The ability to purchase tickets and the impact on flights is minimal as airline websites have not yet been targeted, but travelers may experience problems booking airport services or checking their flight status.
The Transportation Security Administration (TSA) said they are currently working with airports to help them remediate the attacks and monitor the situation.
Andrew Hay, chief operating officer at LARES Consulting, said, « No vulnerabilities were exploited. The attackers simply overwhelmed the servers by flooding the sites with unnecessary requests, draining server resources. Many of the targeted organizations already use anti-DDoS content delivery networks (CDNs) to mitigate attacks of this nature.

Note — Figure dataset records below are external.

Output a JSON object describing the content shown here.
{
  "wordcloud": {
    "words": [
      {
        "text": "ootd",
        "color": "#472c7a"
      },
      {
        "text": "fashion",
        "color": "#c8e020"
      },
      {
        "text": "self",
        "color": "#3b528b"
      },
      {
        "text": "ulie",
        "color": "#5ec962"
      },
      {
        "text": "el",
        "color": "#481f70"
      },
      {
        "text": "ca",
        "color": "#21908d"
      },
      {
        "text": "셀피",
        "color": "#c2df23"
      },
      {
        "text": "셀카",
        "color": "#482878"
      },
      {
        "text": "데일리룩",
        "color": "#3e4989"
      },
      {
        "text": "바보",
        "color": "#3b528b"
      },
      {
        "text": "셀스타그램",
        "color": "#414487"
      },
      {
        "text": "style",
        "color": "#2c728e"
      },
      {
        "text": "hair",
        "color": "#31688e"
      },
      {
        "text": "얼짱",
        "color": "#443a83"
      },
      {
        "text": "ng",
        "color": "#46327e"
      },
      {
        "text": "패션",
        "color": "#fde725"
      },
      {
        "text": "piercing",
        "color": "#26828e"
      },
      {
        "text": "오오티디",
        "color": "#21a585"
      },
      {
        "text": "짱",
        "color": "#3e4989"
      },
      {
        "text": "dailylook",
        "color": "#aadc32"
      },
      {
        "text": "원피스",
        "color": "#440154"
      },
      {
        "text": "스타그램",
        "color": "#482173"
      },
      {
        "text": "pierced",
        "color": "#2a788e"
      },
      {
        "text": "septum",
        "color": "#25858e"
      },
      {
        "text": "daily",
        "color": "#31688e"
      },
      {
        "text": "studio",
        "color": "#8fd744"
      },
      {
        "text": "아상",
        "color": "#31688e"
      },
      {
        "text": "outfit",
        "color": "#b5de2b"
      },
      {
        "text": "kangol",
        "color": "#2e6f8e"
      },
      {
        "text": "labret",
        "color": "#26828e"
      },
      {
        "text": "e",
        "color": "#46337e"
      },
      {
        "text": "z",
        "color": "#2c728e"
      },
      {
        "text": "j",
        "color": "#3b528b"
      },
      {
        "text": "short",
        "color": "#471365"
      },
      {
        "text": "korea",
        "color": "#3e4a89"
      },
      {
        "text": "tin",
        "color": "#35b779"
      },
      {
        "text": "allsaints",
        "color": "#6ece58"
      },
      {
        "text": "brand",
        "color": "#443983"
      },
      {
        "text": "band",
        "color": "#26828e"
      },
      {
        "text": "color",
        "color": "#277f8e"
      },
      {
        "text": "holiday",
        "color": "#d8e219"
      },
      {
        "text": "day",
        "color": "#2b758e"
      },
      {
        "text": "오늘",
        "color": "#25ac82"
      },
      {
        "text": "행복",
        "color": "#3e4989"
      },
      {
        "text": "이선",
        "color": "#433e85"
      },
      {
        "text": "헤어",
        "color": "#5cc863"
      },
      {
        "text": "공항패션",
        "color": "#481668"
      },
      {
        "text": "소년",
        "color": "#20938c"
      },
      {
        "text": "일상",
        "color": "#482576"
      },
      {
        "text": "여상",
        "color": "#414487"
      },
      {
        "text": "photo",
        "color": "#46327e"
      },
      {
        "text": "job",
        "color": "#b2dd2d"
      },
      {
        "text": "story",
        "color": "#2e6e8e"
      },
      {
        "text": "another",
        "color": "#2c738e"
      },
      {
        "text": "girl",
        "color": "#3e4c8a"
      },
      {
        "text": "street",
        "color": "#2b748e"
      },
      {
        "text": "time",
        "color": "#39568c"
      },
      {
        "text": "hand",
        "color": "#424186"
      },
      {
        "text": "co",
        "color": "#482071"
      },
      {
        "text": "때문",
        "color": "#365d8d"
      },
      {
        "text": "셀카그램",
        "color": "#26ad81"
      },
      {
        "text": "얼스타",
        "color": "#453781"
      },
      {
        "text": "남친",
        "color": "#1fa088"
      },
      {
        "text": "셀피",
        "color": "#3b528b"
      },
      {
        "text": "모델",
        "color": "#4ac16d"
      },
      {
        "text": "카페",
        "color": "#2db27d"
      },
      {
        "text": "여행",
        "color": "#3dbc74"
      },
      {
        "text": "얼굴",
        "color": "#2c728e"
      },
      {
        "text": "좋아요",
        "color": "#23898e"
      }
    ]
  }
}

Unfortunately, the CDN infrastructure was unable to prevent the deluge of requests. »
It appears that the Russian group Killnet formed shortly after the invasion of Ukraine began; the Five Eyes intelligence coalition issued a public warning about the group after it was spotted attacking government websites in the Czech Republic. The group has since launched DDoS attacks in Italy, Japan, Norway, Lithuania, Moldova and Latvia.
While the vast majority of these incidents are fairly basic DDoS attacks, KillNet claimed in August that they stole files from Lockheed Martin employees in response to the U.S. supplying artillery rocket systems to Ukraine.
However, some security experts believe KillNet is much more of a hype than a substantive issue, good at making headlines for its actions, but ultimately conducting only relatively minor DDoS attacks that are little more than a temporary nuisance to victims.